Reading his pieces made me want to go back to that, too: putting down words in a place nobody visited, but where there was a tiny chance that people stumbled upon them by accident. Staying anonymous, owing no one an explanation.
That is how I started writing my book, with sentences I rewrote dozens of times before even letting anyone know they were there. After reading them one last time, I would nervously place my laptop on my girlfriend's knees and lie down on my bed, waiting for her to comment. From that moment, my writing was no longer mine alone.
At Crossing Border 2011, I read from my first novel, published six weeks earlier. I stood on the stage, holding my book open at a page of which I had memorised the number beforehand. I knew it was best to stand behind the microphone turned a little to the side, so my hands would have enough room to turn the pages without knocking over the mic stand. When I knew the ending of a sentence by heart, I tried to look at the audience.
I chatted with other writers in the theatre lobby next to piles of books, including my own. They told me what to make of newspaper reviews, what was important when reading from your work and when writing books, and, now we were on the subject and had had another beer, what life was all about.
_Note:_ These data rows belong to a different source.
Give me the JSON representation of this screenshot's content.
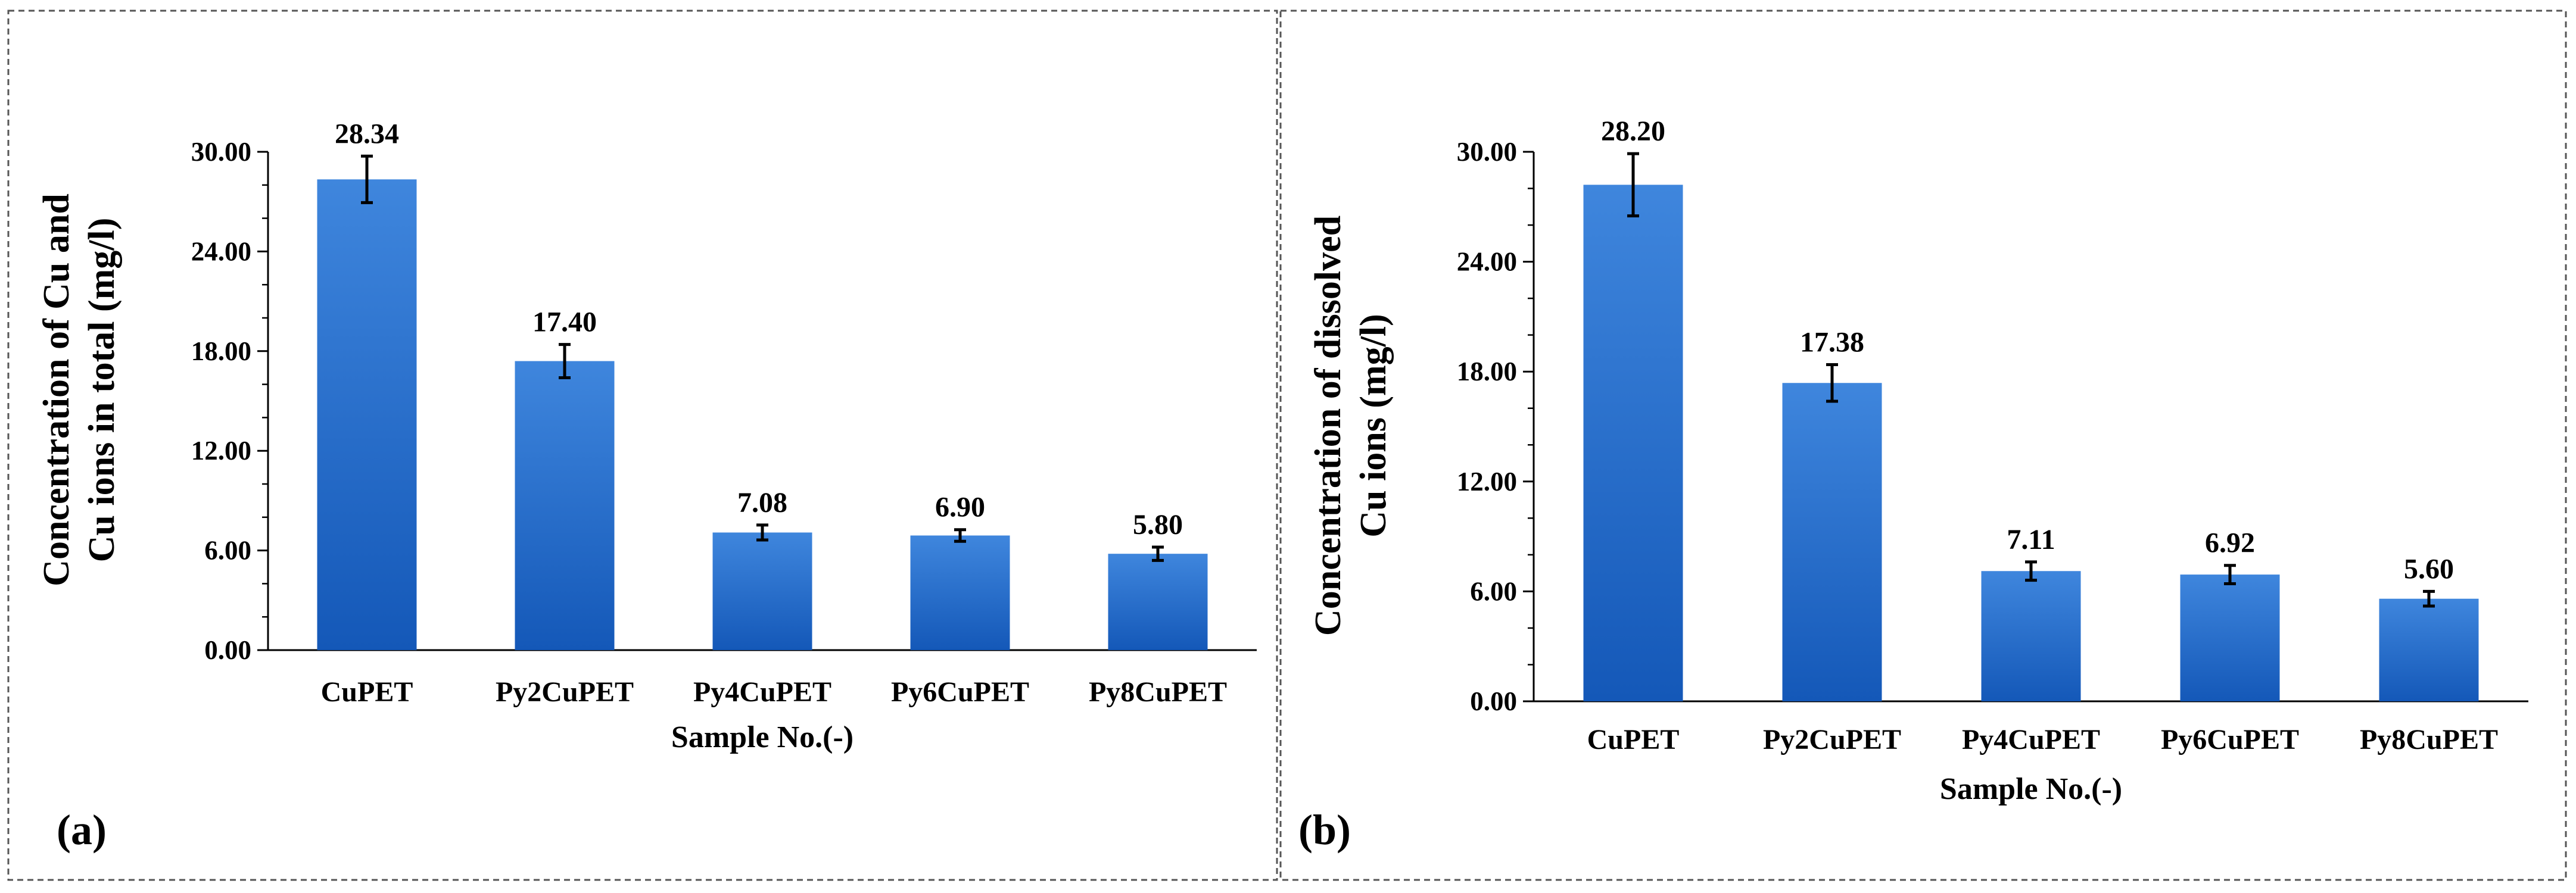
{
  "chart_data": [
    {
      "type": "bar",
      "panel_label": "(a)",
      "categories": [
        "CuPET",
        "Py2CuPET",
        "Py4CuPET",
        "Py6CuPET",
        "Py8CuPET"
      ],
      "values": [
        28.34,
        17.4,
        7.08,
        6.9,
        5.8
      ],
      "value_labels": [
        "28.34",
        "17.40",
        "7.08",
        "6.90",
        "5.80"
      ],
      "errors": [
        1.4,
        1.0,
        0.45,
        0.35,
        0.4
      ],
      "xlabel": "Sample No.(-)",
      "ylabel_lines": [
        "Concentration of Cu and",
        "Cu ions in total (mg/l)"
      ],
      "ylim": [
        0,
        30
      ],
      "yticks": [
        0,
        6,
        12,
        18,
        24,
        30
      ],
      "ytick_labels": [
        "0.00",
        "6.00",
        "12.00",
        "18.00",
        "24.00",
        "30.00"
      ],
      "bar_color_top": "#3f86dd",
      "bar_color_bottom": "#1458b8"
    },
    {
      "type": "bar",
      "panel_label": "(b)",
      "categories": [
        "CuPET",
        "Py2CuPET",
        "Py4CuPET",
        "Py6CuPET",
        "Py8CuPET"
      ],
      "values": [
        28.2,
        17.38,
        7.11,
        6.92,
        5.6
      ],
      "value_labels": [
        "28.20",
        "17.38",
        "7.11",
        "6.92",
        "5.60"
      ],
      "errors": [
        1.7,
        1.0,
        0.5,
        0.5,
        0.4
      ],
      "xlabel": "Sample No.(-)",
      "ylabel_lines": [
        "Concentration of dissolved",
        "Cu ions (mg/l)"
      ],
      "ylim": [
        0,
        30
      ],
      "yticks": [
        0,
        6,
        12,
        18,
        24,
        30
      ],
      "ytick_labels": [
        "0.00",
        "6.00",
        "12.00",
        "18.00",
        "24.00",
        "30.00"
      ],
      "bar_color_top": "#3f86dd",
      "bar_color_bottom": "#1458b8"
    }
  ]
}
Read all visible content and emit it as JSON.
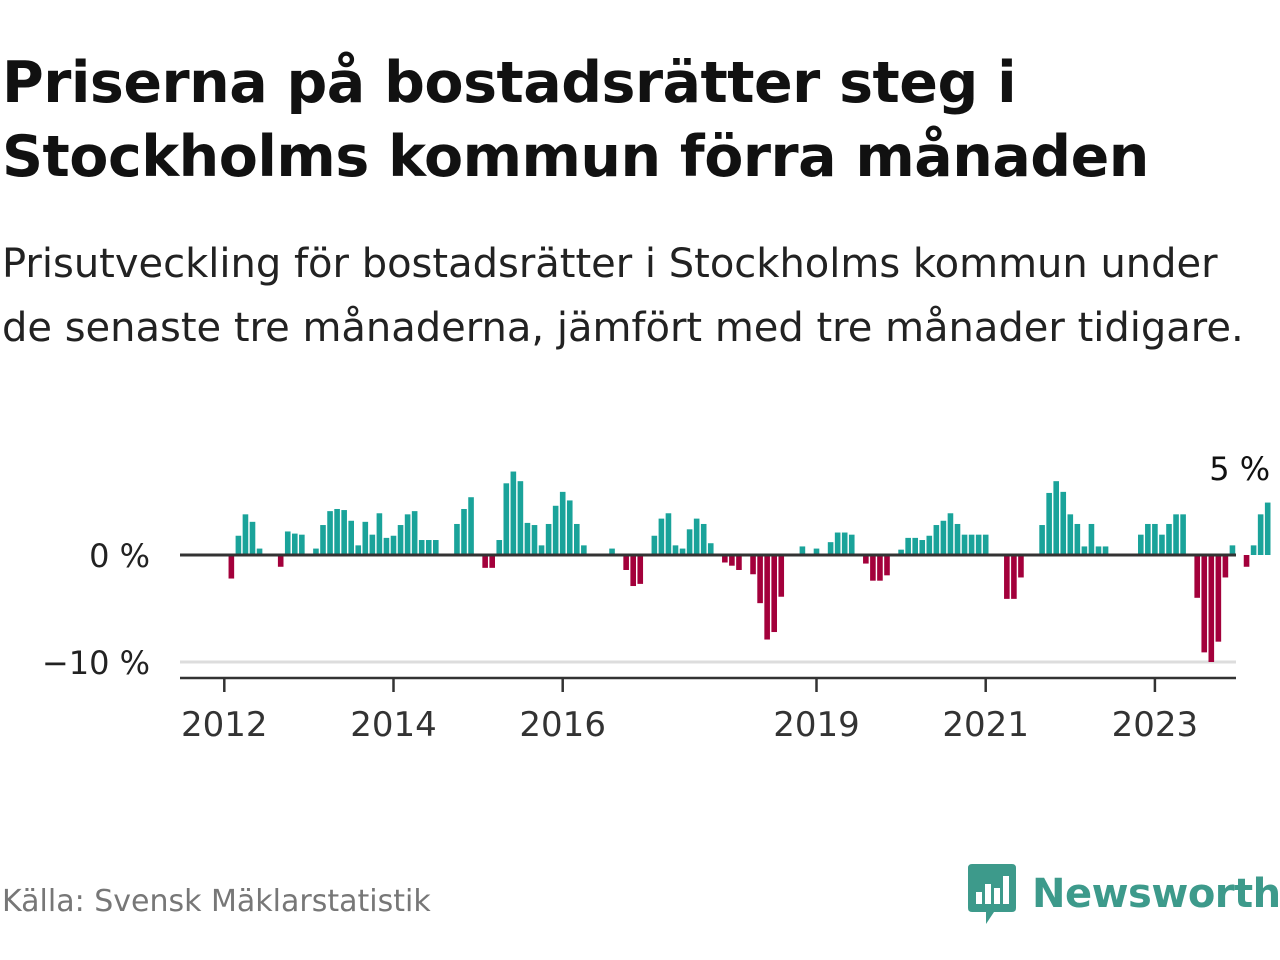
{
  "header": {
    "title": "Priserna på bostadsrätter steg i Stockholms kommun förra månaden",
    "subtitle": "Prisutveckling för bostadsrätter i Stockholms kommun under de senaste tre månaderna, jämfört med tre månader tidigare."
  },
  "footer": {
    "source": "Källa: Svensk Mäklarstatistik",
    "brand": "Newsworthy",
    "brand_icon": "newsworthy-logo-icon"
  },
  "colors": {
    "positive": "#1aa39a",
    "negative": "#a3003b",
    "axis": "#333333",
    "grid": "#dddddd",
    "brand": "#3d9a8b"
  },
  "chart_data": {
    "type": "bar",
    "title": "Prisutveckling för bostadsrätter i Stockholms kommun",
    "xlabel": "",
    "ylabel": "",
    "unit": "%",
    "ylim": [
      -10.5,
      8
    ],
    "y_ticks": [
      0,
      -10
    ],
    "y_tick_labels": [
      "0 %",
      "−10 %"
    ],
    "x_ticks": [
      {
        "year": 2012,
        "label": "2012"
      },
      {
        "year": 2014,
        "label": "2014"
      },
      {
        "year": 2016,
        "label": "2016"
      },
      {
        "year": 2019,
        "label": "2019"
      },
      {
        "year": 2021,
        "label": "2021"
      },
      {
        "year": 2023,
        "label": "2023"
      }
    ],
    "start": {
      "year": 2011,
      "month": 7
    },
    "last_label": "5 %",
    "values": [
      0,
      0,
      0,
      0,
      0,
      0,
      0,
      -2.2,
      1.8,
      3.8,
      3.1,
      0.6,
      0,
      0,
      -1.1,
      2.2,
      2,
      1.9,
      0,
      0.6,
      2.8,
      4.1,
      4.3,
      4.2,
      3.2,
      0.9,
      3.1,
      1.9,
      3.9,
      1.6,
      1.8,
      2.8,
      3.8,
      4.1,
      1.4,
      1.4,
      1.4,
      0,
      0,
      2.9,
      4.3,
      5.4,
      0,
      -1.2,
      -1.2,
      1.4,
      6.7,
      7.8,
      6.9,
      3,
      2.8,
      0.9,
      2.9,
      4.6,
      5.9,
      5.1,
      2.9,
      0.9,
      0,
      0,
      0,
      0.6,
      0,
      -1.4,
      -2.9,
      -2.7,
      0,
      1.8,
      3.4,
      3.9,
      0.9,
      0.6,
      2.4,
      3.4,
      2.9,
      1.1,
      0,
      -0.7,
      -1,
      -1.4,
      0,
      -1.8,
      -4.5,
      -7.9,
      -7.2,
      -3.9,
      0,
      0,
      0.8,
      0,
      0.6,
      0,
      1.2,
      2.1,
      2.1,
      1.9,
      0,
      -0.8,
      -2.4,
      -2.4,
      -1.9,
      0,
      0.5,
      1.6,
      1.6,
      1.4,
      1.8,
      2.8,
      3.2,
      3.9,
      2.9,
      1.9,
      1.9,
      1.9,
      1.9,
      0,
      0,
      -4.1,
      -4.1,
      -2.1,
      0,
      0,
      2.8,
      5.8,
      6.9,
      5.9,
      3.8,
      2.9,
      0.8,
      2.9,
      0.8,
      0.8,
      0,
      0,
      0,
      0,
      1.9,
      2.9,
      2.9,
      1.9,
      2.9,
      3.8,
      3.8,
      0,
      -4,
      -9.1,
      -10,
      -8.1,
      -2.1,
      0.9,
      0,
      -1.1,
      0.9,
      3.8,
      4.9
    ]
  }
}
I watched someone pick up a copy of my book from a pile and walk towards the till. I followed them, slightly nervous about the brazen question I was going to ask. 'I wrote that,' I said. 'Shall I sign it for you?' They said I could.
I wrote a column every morning. At the festival on Saturday, I read aloud what I had written in my hotel room in pyjamas that morning. My writing immediately reached an audience. Crossing Border was the best thing that has happened to me since my book was published, honest. But now, I want to go back to doing my writing where nobody can see.